Ben gıda fabrikasında çalışan bir kadın işçiyim. Günde 12 saat çalışıyorum. Nefes bile almamıza izin vermiyorlar. Makinenin bir parçası haline gelmiş durumdayız. Resmen makinayla yarışır haldeyiz. İşyerinde çalıştığım süre boyunca ne kadar çok yorulduğumu anlamıyorum. Eve geldiğimde yemek, ev işi çocuk derken çok yorulduğumu hatta bütün enerjimi işyerinde harcadığımı anlıyorum. Ertesi günde aynı tempoyla işe devam ediyorum. Patronlar bizlerin sırtından kazandıklarıyla hayatın bütün güzelliklerini yaşıyorken biz ise güneş ne zaman doğuyor, gece ne zaman oluyor anlamıyoruz.
Okuduğum bir yazının başlığı şöyleydi: “Zamanımız Yoktu, Mücadele Edemedik!” Yazıyı okurken kendimi gördüm. Orada işçinin kendisine ait olduğunu düşündüğü boş zamanların bile patronlar sınıfı tarafından nasıl doldurulduğu anlatılıyordu. Bunu işçilerin düşünmesini, sorgulamasını, bir araya gelmesini engellemek için yaptığı vurgulanıyordu. Anladım ki bizlerin yaşamlarını patronlar sınıfı belirliyormuş. Ben de eve gittiğimde işin dışındaki zamanı istediğim gibi kullanırım diye düşünüyordum. Oysa öyle olmadığını anladım. Zenginler işçiler birlik olmasın diye önümüze sürekli zorluklar çıkarıyorlar. Sorunlarımızı görmeyelim, kendi bireysel sorunlarımız olduklarını düşünelim ve tek başımıza zorlukların üstesinden gelmeye çalışalım istiyorlar. Aslında işçilerin birliğinden ve mücadelesinden ödleri patlıyor. Egemenler, işçiler düşünürse, sorgularsa, kendi sınıflarının penceresinden bakan yayınları okurlarsa, hele bir de yan yana gelirlerse ne kadar güçlü olacaklarını çok iyi biliyorlar.
Sorun maalesef biz işçilerde.
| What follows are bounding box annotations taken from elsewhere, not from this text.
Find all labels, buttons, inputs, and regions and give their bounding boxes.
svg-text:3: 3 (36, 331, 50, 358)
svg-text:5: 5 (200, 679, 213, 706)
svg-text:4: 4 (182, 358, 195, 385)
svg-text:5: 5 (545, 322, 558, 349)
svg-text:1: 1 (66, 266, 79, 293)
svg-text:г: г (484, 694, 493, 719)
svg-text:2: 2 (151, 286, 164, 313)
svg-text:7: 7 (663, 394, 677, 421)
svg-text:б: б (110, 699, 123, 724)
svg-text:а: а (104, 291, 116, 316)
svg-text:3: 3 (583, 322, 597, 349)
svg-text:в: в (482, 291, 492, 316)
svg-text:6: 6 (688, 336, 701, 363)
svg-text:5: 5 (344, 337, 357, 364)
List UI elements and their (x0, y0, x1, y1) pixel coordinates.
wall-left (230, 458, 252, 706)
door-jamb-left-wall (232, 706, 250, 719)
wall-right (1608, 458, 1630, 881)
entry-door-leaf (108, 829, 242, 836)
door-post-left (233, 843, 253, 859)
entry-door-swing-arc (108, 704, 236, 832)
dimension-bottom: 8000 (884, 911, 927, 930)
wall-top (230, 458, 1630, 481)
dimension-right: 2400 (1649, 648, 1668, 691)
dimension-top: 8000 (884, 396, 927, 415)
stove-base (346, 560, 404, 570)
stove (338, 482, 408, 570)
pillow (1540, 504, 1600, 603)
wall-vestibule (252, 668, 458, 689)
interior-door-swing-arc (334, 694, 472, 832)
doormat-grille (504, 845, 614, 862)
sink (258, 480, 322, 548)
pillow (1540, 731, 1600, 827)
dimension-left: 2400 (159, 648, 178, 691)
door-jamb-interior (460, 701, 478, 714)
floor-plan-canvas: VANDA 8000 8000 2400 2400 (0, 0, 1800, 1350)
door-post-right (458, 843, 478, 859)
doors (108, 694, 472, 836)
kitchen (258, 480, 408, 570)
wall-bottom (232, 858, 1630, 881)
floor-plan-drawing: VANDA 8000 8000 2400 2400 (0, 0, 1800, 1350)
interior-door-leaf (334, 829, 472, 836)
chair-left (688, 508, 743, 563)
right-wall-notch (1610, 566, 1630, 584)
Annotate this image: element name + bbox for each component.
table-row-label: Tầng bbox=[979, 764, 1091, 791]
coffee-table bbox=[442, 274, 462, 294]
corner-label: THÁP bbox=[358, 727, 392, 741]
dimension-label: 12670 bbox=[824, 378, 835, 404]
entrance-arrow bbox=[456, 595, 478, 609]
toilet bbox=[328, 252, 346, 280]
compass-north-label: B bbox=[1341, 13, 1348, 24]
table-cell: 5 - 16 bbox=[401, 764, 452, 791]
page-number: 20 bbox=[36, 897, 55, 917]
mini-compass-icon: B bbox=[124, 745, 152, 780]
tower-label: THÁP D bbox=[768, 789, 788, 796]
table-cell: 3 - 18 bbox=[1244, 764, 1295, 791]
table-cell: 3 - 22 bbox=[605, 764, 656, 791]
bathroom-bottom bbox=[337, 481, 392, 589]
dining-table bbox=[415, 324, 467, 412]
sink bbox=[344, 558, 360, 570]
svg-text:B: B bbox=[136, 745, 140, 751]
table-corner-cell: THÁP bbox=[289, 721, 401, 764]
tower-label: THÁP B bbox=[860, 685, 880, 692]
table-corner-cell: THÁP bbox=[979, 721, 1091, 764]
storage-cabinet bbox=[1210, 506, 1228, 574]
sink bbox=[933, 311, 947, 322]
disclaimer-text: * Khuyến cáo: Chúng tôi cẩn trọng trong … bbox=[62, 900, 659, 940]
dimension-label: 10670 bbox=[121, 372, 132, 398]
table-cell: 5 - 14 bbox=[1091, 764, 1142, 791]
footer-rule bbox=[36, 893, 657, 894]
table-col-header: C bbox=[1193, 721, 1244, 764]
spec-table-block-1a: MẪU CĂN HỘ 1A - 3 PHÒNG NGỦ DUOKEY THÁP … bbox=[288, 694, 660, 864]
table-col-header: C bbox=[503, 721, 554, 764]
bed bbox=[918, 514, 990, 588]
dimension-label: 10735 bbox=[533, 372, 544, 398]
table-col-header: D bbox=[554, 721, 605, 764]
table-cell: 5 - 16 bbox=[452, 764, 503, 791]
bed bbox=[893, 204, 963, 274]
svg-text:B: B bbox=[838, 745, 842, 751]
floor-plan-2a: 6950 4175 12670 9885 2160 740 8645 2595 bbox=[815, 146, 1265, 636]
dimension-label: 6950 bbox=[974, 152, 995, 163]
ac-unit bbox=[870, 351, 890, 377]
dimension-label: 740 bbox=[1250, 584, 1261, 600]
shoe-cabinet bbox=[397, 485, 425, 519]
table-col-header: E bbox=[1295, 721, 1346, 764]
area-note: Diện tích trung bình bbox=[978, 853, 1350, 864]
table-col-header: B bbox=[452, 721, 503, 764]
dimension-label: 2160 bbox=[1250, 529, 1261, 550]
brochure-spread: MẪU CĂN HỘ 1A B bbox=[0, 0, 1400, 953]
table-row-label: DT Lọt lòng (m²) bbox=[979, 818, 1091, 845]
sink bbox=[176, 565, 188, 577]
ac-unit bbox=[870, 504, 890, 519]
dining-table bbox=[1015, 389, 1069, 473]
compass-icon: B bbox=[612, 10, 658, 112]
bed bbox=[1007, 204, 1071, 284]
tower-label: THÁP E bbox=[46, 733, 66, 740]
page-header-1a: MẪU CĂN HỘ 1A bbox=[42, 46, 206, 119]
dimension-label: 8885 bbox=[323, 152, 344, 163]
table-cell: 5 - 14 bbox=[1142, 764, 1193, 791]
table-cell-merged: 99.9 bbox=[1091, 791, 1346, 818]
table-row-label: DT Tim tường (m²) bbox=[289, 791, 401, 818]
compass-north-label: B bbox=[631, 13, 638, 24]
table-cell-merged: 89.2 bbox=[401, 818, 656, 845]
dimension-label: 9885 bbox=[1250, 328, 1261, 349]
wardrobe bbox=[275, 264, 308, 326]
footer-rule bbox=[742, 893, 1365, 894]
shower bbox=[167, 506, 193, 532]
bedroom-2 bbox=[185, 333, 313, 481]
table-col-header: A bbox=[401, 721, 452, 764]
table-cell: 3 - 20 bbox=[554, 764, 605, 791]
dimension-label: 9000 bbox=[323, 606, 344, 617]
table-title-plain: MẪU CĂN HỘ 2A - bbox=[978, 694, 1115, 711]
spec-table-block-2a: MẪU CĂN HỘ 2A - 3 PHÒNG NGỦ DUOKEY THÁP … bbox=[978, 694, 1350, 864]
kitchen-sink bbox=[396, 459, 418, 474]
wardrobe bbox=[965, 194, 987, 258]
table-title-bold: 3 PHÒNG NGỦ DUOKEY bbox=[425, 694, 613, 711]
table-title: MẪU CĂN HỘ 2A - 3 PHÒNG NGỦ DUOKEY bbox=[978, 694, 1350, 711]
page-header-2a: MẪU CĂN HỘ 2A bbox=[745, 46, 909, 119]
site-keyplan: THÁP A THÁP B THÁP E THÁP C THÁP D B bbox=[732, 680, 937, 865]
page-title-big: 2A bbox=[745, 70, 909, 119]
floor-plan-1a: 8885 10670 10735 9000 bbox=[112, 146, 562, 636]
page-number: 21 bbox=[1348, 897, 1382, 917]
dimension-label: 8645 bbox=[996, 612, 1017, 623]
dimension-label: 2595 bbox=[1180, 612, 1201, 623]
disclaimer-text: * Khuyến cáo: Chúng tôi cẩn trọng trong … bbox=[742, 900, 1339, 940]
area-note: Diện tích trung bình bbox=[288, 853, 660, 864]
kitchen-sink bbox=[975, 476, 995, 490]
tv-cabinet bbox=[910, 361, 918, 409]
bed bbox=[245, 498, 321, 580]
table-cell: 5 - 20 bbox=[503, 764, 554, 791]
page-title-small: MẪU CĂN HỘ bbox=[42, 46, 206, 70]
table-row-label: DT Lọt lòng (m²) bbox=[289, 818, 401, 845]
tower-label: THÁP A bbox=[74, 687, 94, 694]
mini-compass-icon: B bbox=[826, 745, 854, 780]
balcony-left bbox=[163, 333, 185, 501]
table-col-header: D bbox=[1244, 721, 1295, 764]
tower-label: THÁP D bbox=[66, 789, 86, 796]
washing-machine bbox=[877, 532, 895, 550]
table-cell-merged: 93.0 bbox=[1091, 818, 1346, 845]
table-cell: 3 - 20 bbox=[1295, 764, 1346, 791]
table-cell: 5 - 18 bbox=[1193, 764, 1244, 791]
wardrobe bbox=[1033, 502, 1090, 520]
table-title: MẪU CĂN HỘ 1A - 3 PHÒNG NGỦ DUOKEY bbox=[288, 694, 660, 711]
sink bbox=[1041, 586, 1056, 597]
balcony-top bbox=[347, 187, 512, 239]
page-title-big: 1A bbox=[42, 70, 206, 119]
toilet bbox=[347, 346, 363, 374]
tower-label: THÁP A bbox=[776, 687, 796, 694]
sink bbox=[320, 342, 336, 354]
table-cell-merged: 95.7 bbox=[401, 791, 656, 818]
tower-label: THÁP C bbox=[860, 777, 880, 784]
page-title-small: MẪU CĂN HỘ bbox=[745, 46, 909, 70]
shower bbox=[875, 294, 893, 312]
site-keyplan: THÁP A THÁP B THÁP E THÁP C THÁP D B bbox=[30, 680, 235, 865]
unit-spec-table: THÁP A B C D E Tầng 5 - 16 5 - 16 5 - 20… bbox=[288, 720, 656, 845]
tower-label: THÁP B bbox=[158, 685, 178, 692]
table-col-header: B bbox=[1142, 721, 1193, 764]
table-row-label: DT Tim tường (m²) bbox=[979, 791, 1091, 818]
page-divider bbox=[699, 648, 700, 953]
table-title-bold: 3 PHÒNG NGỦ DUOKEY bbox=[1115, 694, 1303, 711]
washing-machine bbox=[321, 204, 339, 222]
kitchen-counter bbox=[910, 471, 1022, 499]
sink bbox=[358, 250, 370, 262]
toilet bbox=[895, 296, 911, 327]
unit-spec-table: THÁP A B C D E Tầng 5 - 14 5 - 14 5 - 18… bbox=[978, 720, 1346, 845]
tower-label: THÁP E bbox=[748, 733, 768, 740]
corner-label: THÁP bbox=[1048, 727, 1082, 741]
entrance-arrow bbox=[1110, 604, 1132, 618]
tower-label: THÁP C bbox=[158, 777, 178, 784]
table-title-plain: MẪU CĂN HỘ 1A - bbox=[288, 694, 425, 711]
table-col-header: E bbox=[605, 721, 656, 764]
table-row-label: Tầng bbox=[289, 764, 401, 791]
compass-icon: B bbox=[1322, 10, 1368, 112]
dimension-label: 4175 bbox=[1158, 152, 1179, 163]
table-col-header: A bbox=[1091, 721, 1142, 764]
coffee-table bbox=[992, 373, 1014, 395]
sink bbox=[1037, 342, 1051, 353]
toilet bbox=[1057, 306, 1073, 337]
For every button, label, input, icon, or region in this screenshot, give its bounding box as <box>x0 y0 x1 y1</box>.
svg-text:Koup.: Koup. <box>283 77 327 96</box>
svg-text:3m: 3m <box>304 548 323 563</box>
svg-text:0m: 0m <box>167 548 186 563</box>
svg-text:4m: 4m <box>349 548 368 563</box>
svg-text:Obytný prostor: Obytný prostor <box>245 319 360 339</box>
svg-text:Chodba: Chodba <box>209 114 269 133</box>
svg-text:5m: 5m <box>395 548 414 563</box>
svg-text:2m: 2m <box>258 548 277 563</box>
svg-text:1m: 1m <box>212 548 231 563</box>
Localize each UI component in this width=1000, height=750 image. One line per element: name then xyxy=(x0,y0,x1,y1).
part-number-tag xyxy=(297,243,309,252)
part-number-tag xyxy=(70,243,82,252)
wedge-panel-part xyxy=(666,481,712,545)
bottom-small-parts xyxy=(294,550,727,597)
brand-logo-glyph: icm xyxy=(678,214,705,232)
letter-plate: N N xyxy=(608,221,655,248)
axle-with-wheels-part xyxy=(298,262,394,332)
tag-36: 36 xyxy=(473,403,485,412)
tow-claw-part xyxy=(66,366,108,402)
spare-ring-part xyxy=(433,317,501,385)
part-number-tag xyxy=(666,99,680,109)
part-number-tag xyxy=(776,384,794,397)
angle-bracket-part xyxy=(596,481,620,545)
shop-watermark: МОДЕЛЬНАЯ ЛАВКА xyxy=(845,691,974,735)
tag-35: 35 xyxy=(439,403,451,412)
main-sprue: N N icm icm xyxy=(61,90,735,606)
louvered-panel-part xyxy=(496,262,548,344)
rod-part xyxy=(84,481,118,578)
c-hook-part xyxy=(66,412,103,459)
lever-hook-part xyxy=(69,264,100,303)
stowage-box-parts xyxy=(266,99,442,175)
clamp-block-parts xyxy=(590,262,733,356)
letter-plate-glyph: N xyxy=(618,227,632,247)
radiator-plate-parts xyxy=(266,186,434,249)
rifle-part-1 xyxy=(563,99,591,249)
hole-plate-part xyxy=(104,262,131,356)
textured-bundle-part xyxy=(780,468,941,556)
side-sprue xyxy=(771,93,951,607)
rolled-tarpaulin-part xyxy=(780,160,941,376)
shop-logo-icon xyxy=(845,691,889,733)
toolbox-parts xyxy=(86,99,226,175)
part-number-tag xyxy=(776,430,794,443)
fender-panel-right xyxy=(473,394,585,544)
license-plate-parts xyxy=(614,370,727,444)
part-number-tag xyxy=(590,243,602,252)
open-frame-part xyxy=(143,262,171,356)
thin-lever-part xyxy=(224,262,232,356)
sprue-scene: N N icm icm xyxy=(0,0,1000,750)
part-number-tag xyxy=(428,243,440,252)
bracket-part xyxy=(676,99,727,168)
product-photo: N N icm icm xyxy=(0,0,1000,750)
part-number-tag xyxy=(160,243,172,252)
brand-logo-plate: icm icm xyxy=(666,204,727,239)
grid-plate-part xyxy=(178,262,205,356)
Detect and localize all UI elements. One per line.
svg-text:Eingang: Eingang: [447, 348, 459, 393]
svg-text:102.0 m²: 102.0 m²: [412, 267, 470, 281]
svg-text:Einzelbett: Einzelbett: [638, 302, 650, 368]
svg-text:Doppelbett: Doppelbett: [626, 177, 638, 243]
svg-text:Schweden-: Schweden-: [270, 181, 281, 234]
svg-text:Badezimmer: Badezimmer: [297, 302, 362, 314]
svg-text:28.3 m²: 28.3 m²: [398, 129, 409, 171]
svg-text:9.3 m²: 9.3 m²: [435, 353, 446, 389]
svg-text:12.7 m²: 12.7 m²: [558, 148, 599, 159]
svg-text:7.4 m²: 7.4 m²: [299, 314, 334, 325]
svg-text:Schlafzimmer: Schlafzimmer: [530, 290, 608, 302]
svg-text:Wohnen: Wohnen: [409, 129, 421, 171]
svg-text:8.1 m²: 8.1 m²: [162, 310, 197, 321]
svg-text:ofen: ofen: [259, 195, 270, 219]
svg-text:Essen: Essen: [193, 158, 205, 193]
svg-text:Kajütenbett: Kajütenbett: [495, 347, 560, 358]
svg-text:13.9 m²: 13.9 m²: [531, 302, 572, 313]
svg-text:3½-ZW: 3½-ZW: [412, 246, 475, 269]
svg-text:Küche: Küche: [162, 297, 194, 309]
Bu oyunları görmemiz gerekiyor. Mücadeleye gelince kimilerimizin bir türlü “zamanı olmuyor”. Oysa yan yana gelmek ve örgütlenmek için çaba harcamalı, zaman yaratmalıyız. Biz işçiler birlik olmaktan ve örgütlenmekten korkmayalım. Çalınan yaşamalarımızı geri almak için mücadele saflarında birleşelim!